Время текло не торопясь, веки тяжелели, и я периодически прикрывала их, но в голове, как водоросли на мотор, наматывались тошнотворные образы, тормозя мой мозг как лодку. В памяти всполохами возникали обрывки сна про опыты и парфорсную охоту в тонах «Алисы в Стране Чудес», но чересчур мрачной для детской сказки. Еще там были Вельзевулы, и воспоминания о них вызывали головокружение.
К завтраку выползли и Повелители мух. От запаха суповых консервов мне стало совсем не по себе – от приступа тошноты я выронила ложку, которая шлепнулась в банку, обдав руку брызгами. Меня скрутил кашель, и Эвелина, прищурившись, посмотрела на мой живот и на меня. Пресекая ее очевидно несуразный в нынешних условиях вопрос, я процедила:
– Нет, Веля. Даже не думай об этом. Дело в том, что… у меня впечатление, что я ела эти консервы сотню раз.

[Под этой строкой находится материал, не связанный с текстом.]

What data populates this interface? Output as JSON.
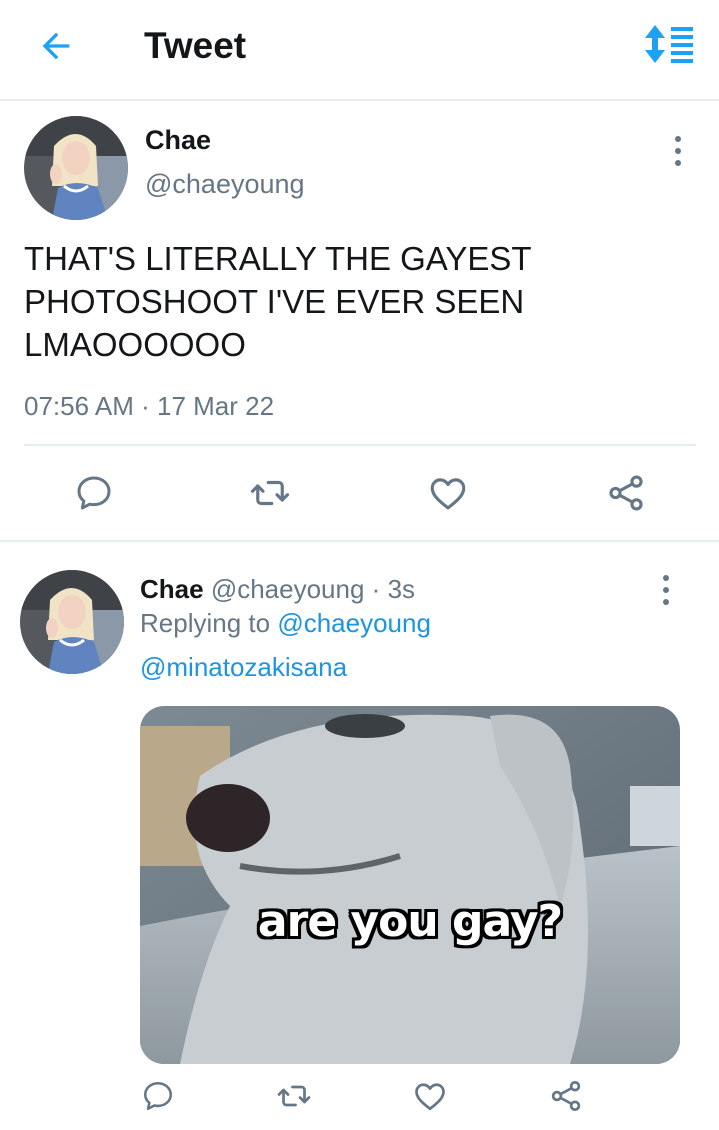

Повелительница мух изменилась в лице. Я отдала подсуетившемуся Зеве свой завтрак и отодвинулась подальше от мясного душка; Андрей принялся уплетать за обе щеки, на что Веля заметила:
– Сам бы себе и приготовил, чертеныш.
Я проартикуллировала ее слова одними губами и накрыла пальцами рот. Вот-вот Эвелина скажет: «Продрогла до соплей» и вытянет ноги поближе к костру. Эпизод столь яро впился в разум, что я с минуту ждала, когда сбудется мое пророчество, но так не случилось. Много потрясений и скопившийся стресс – вот мозг и путает долгосрочную память с краткосрочной.

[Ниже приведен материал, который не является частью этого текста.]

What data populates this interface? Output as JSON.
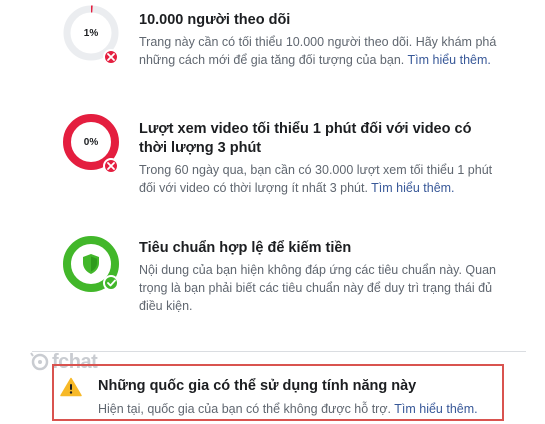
{
  "requirements": [
    {
      "percent_label": "1%",
      "progress": 0.01,
      "status": "failed",
      "title": "10.000 người theo dõi",
      "description": "Trang này cần có tối thiểu 10.000 người theo dõi. Hãy khám phá những cách mới để gia tăng đối tượng của bạn.",
      "link": "Tìm hiểu thêm."
    },
    {
      "percent_label": "0%",
      "progress": 0,
      "status": "failed",
      "title": "Lượt xem video tối thiểu 1 phút đối với video có thời lượng 3 phút",
      "description": "Trong 60 ngày qua, bạn cần có 30.000 lượt xem tối thiểu 1 phút đối với video có thời lượng ít nhất 3 phút.",
      "link": "Tìm hiểu thêm."
    },
    {
      "status": "passed",
      "title": "Tiêu chuẩn hợp lệ để kiếm tiền",
      "description": "Nội dung của bạn hiện không đáp ứng các tiêu chuẩn này. Quan trọng là bạn phải biết các tiêu chuẩn này để duy trì trạng thái đủ điều kiện."
    }
  ],
  "watermark": {
    "text": "fchat"
  },
  "notice": {
    "title": "Những quốc gia có thể sử dụng tính năng này",
    "description": "Hiện tại, quốc gia của bạn có thể không được hỗ trợ.",
    "link": "Tìm hiểu thêm."
  },
  "colors": {
    "failed_ring": "#e41e3f",
    "empty_ring": "#ebedf0",
    "passed_ring": "#42b72a",
    "link": "#385898",
    "warning": "#f7b928",
    "highlight_border": "#d9534f"
  },
  "icons": {
    "failed_badge": "close-icon",
    "passed_badge": "check-icon",
    "passed_center": "shield-check-icon",
    "notice": "warning-icon"
  }
}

Засмотревшись на костер, в котором тлели останки макетов, я растворилась в кратковременном безмолвии. Друзья поддались мистической утренней тишине, но Ян, воплотившись за моей спиной, заговорил, вырвав меня из тишины:
– Вы хоть спали. Мы с этой, – кивнул макет на меня, – были лишены такой роскоши.
– Ага, держи карман шире, – отозвалась Веля. – Проворочалась всю ночь.
– Забавно, ведь и я толком не спал, – ввязался Андрей. – А ведь, если подумать, то мы неделю страдаем массовой бессонницей! Чудно.
– Чего чудного? – спросила я вдруг. – Ты же сам сказал, что не спишь, когда пялишься на меня через свою муху.
Воцарилась тишина. Ян задержал на мне взгляд, но хмыкнул и был таков. Вельзевулы отреагировали ярче: Зева побагровел и поднял мои слова на смех, а я тщетно силилась вспомнить, когда он мне такое говорил. Не говорил ведь! Стал бы Андрей признаваться в том, что следил за мной через ЦеЦе?
– Постельные сцены тоже? – поинтересовалась Веля и вытянула губы трубочкой. – У-ля-ля. Первый этаж горяч.
– Первый этаж я проматываю, – возразил пристыженный Повелитель мух, а я даже не удивилась, что могла промотать пленку с Тийей Серенай, как будто бы знала об этой функции, но почему же я ей тогда не воспользовалась? – Я… я же сказал, я не такой. Мне не нравится подглядывать! Тем более за хорошенькими девушками – со стыда же сгорю. Просто «Вторичка» – одно из моих любимых свидетельств…
Андрей пустился в пространный отзыв о моих земных приключениях.
– «Вторичка»? Отстой, – сказала Веля.
Зеву это возмутило:
– Да почему же отстой-то?
– Ты следил за мной, – сказала я со вздохом. – И Первый этаж, – запнулась, бросив взгляд на Яна, – ты не мог промотать, пока не дойдешь до… ну, самой сути.
Повелители мух вытаращились на меня в недоумении. Откуда мне известны секреты разработчика ЦеЦе? Я тоже была ни сном, ни духом. Предположить, что ЦеЦе рассказывал мне о такой возможности, тогда почему я не воспользовалась ей во время постельной сцены Белого Вейнита с ашерн-а?
– А что случилось на Первом этаже? – шепнул Ян, обдав дыханием мое ухо.
Я откинула голову и усмехнулась перевернутому лицу макета. Он отшатнулся. Пустоголовому манекену удалось совершить феноменальный прорыв и откатить мое отношение к Яну-точка-Индастриз до уровня земного Седьмого этажа, когда он напрягал и раздражал меня.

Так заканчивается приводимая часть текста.